If your lender requires you, as part of the loan terms, to furnish GAAP (Generally Accepted Accounting Principles) financial statements on a monthly basis, you need to ensure your controller is aware of the need to prepare the financial statements in the required format to satisfy your finance company.

Your lender may also require you to furnish certified financial statements (audited, reviewed or compiled) from an approved CPA firm. If so, you must go through the process and expense of having your CPA firm perform additional procedures while they are gathering information to complete your tax return. Then they can prepare the proper disclosures and formatted financial statements to comply with your loan covenants.

Covenants are to protect the interest of the finance company. They have probably been “burned” over time by different businesses that violated their loan agreements and left them trying to collect on loan. If your lenders don’t eventually get repaid, they will not have money to loan to you or anyone else in the future.

Some common loan terms are:

• Furnishing the lender with monthly financial statements prepared according to GAAP

• Providing year-end certified financial statements from your CPA

• Meeting debt-to-equity ratios

• Maintaining certain working capital and net worth amounts, distributions and/or owners’ salaries not exceeding a percentage of net income

• Keeping a certain amount of cash invested in an account at the bank

• Agreeing to pay interest and any principal required by the appropriate due date(s)

• Meeting a required minimum EBITA (earnings before interest, taxes and amortization/depreciation)

All of these covenants have a purpose. They protect the lender and establish required guidelines to protect its investor’s funds that were loaned to you. Most business owners attempt to accomplish the same thing with the capital they have invested in their business and/or loans given to their company. You eventually want to get your investment and/or loans returned to you along with some return on that investment/loan. Most people want to earn money on their capital and also manage the risk they are assuming.

What happens when you violate one or more of your covenants? Your lender eventually finds out and comes to talk to you about it. The lender normally wants to know what caused the violation to happen and what you can do to correct it and reduce their risk.

What can you do about it? First, and especially now, you should be monitoring any loan covenants you have on a monthly basis, so hopefully, you can anticipate a problem before it happens. This should give you enough time to rectify the situation and/or plan how to correct it before your lender uncovers it. If you find you can’t meet your covenants by correcting the problem, you will need to plan how you are going to meet the covenants by changing your business plan, investing more funds in the business, reducing expenses, increasing sales, reducing distributions, signing personal guarantees, etc.

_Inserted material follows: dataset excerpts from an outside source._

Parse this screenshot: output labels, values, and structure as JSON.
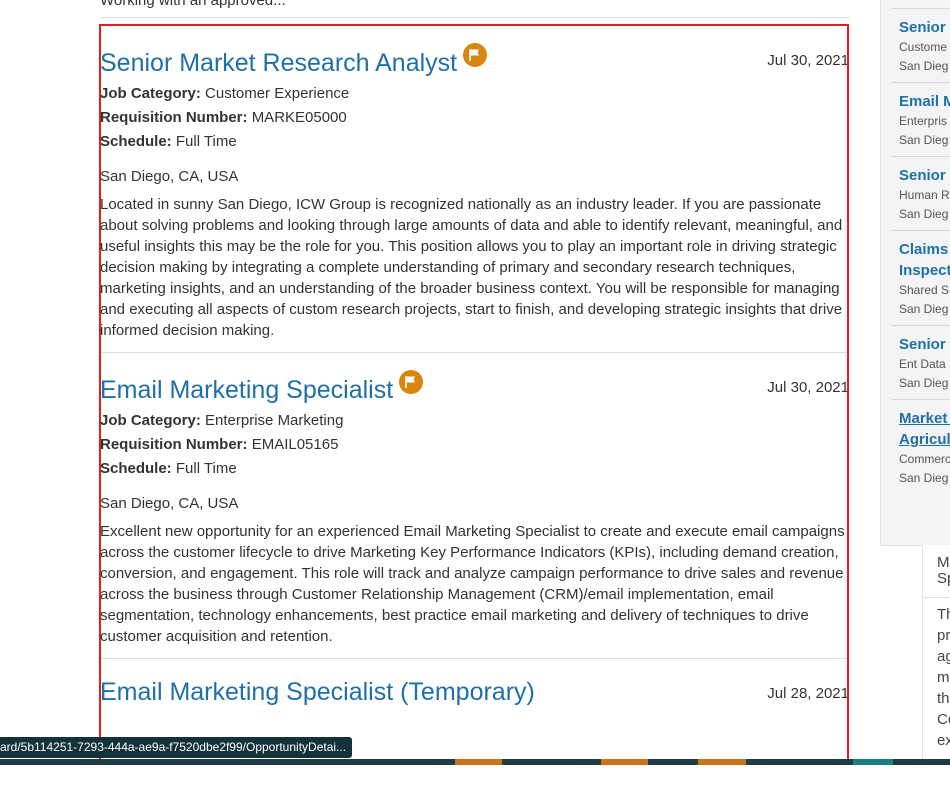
{
  "top_partial_text": "Working with an approved...",
  "jobs": [
    {
      "title": "Senior Market Research Analyst",
      "flagged": true,
      "date": "Jul 30, 2021",
      "category_label": "Job Category:",
      "category": "Customer Experience",
      "req_label": "Requisition Number:",
      "requisition": "MARKE05000",
      "schedule_label": "Schedule:",
      "schedule": "Full Time",
      "location": "San Diego, CA, USA",
      "description": "Located in sunny San Diego, ICW Group is recognized nationally as an industry leader. If you are passionate about solving problems and looking through large amounts of data and able to identify relevant, meaningful, and useful insights this may be the role for you. This position allows you to play an important role in driving strategic decision making by integrating a complete understanding of primary and secondary research techniques, marketing insights, and an understanding of the broader business context. You will be responsible for managing and executing all aspects of custom research projects, start to finish, and developing strategic insights that drive informed decision making."
    },
    {
      "title": "Email Marketing Specialist",
      "flagged": true,
      "date": "Jul 30, 2021",
      "category_label": "Job Category:",
      "category": "Enterprise Marketing",
      "req_label": "Requisition Number:",
      "requisition": "EMAIL05165",
      "schedule_label": "Schedule:",
      "schedule": "Full Time",
      "location": "San Diego, CA, USA",
      "description": "Excellent new opportunity for an experienced Email Marketing Specialist to create and execute email campaigns across the customer lifecycle to drive Marketing Key Performance Indicators (KPIs), including demand creation, conversion, and engagement. This role will track and analyze campaign performance to drive sales and revenue across the business through Customer Relationship Management (CRM)/email implementation, email segmentation, technology enhancements, best practice email marketing and delivery of techniques to drive customer acquisition and retention."
    },
    {
      "title": "Email Marketing Specialist (Temporary)",
      "date": "Jul 28, 2021"
    }
  ],
  "sidebar": {
    "items": [
      {
        "title": "Senior M",
        "sub1": "Custome",
        "sub2": "San Dieg"
      },
      {
        "title": "Email M",
        "sub1": "Enterpris",
        "sub2": "San Dieg"
      },
      {
        "title": "Senior T",
        "sub1": "Human R",
        "sub2": "San Dieg"
      },
      {
        "title": "Claims I",
        "title2": "Inspecto",
        "sub1": "Shared S",
        "sub2": "San Dieg"
      },
      {
        "title": "Senior D",
        "sub1": "Ent Data",
        "sub2": "San Dieg"
      },
      {
        "title": "Market S",
        "title2": "Agricult",
        "sub1": "Commerci",
        "sub2": "San Dieg"
      }
    ]
  },
  "side_card": {
    "header_l1": "M",
    "header_l2": "Sp",
    "lines": [
      "Th",
      "pr",
      "ag",
      "m",
      "th",
      "Co",
      "ex"
    ]
  },
  "status_url": "ard/5b114251-7293-444a-ae9a-f7520dbe2f99/OpportunityDetai...",
  "colors": {
    "link": "#1f6fa8",
    "flag": "#d9860f",
    "highlight": "#e0201c",
    "footer": "#1f3d44"
  }
}
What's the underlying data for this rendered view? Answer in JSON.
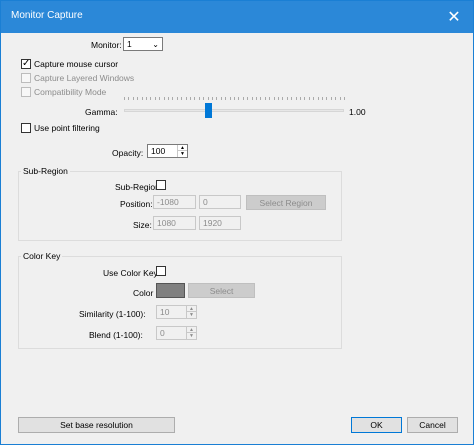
{
  "window": {
    "title": "Monitor Capture"
  },
  "monitor": {
    "label": "Monitor:",
    "value": "1"
  },
  "capture_mouse": {
    "label": "Capture mouse cursor",
    "checked": true
  },
  "capture_layered": {
    "label": "Capture Layered Windows"
  },
  "compat_mode": {
    "label": "Compatibility Mode"
  },
  "gamma": {
    "label": "Gamma:",
    "value_text": "1.00",
    "level": 0.38
  },
  "point_filter": {
    "label": "Use point filtering"
  },
  "opacity": {
    "label": "Opacity:",
    "value": "100"
  },
  "subregion_group": {
    "title": "Sub-Region",
    "enable_label": "Sub-Region",
    "position_label": "Position:",
    "position_x": "-1080",
    "position_y": "0",
    "select_label": "Select Region",
    "size_label": "Size:",
    "size_w": "1080",
    "size_h": "1920"
  },
  "colorkey_group": {
    "title": "Color Key",
    "use_label": "Use Color Key:",
    "color_label": "Color",
    "color_value": "#808080",
    "select_label": "Select",
    "similarity_label": "Similarity (1-100):",
    "similarity_value": "10",
    "blend_label": "Blend (1-100):",
    "blend_value": "0"
  },
  "footer": {
    "base_res_label": "Set base resolution",
    "ok_label": "OK",
    "cancel_label": "Cancel"
  }
}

When your lender calls to inform you that you have broken one or more of your loan covenants, then you’ll be ready with an answer and a plan to hopefully put them at ease. They will want to know the time frame in which you will accomplish this. They may want a budget and/or a projection showing them how you will get to your goal of becoming compliant with the loan terms.

If you are in violation, the lender may decide to rewrite the loan covenants you are required to follow, they may issue you a “waiver” for the specific time period or, in the worst-case scenario, call in the loan and ask for it to be repaid. They will normally give you what is called a “go away letter” directing you to find another lender to pay them off. If this happens, especially in today’s economy, it could be devastating to you and your business.

In the worst-case scenario, the lender knows you can’t rectify the problem and violations. Then they come in and take over your business and/or “repo” your assets they used as collateral. This is not the position you want to be in. In most cases, you may lose a substantial portion or all of your investment in the company. You may have signed a personal guarantee, which could put other unrelated assets you own at risk.

Review your loan covenants now. Don’t wait until it is too late and your loan is “called”. In most cases, you will not have enough time to find replacement financing and you could lose your business and your net worth. The worst time to borrow money is when you need it the most. If you have bad credit and/or a non-performing loan, the chance of getting a new finance source to advance money to you is very slim.

Review and manage your loans and their covenants. You need to know there may be a problem before anyone else does. Until next month, good luck!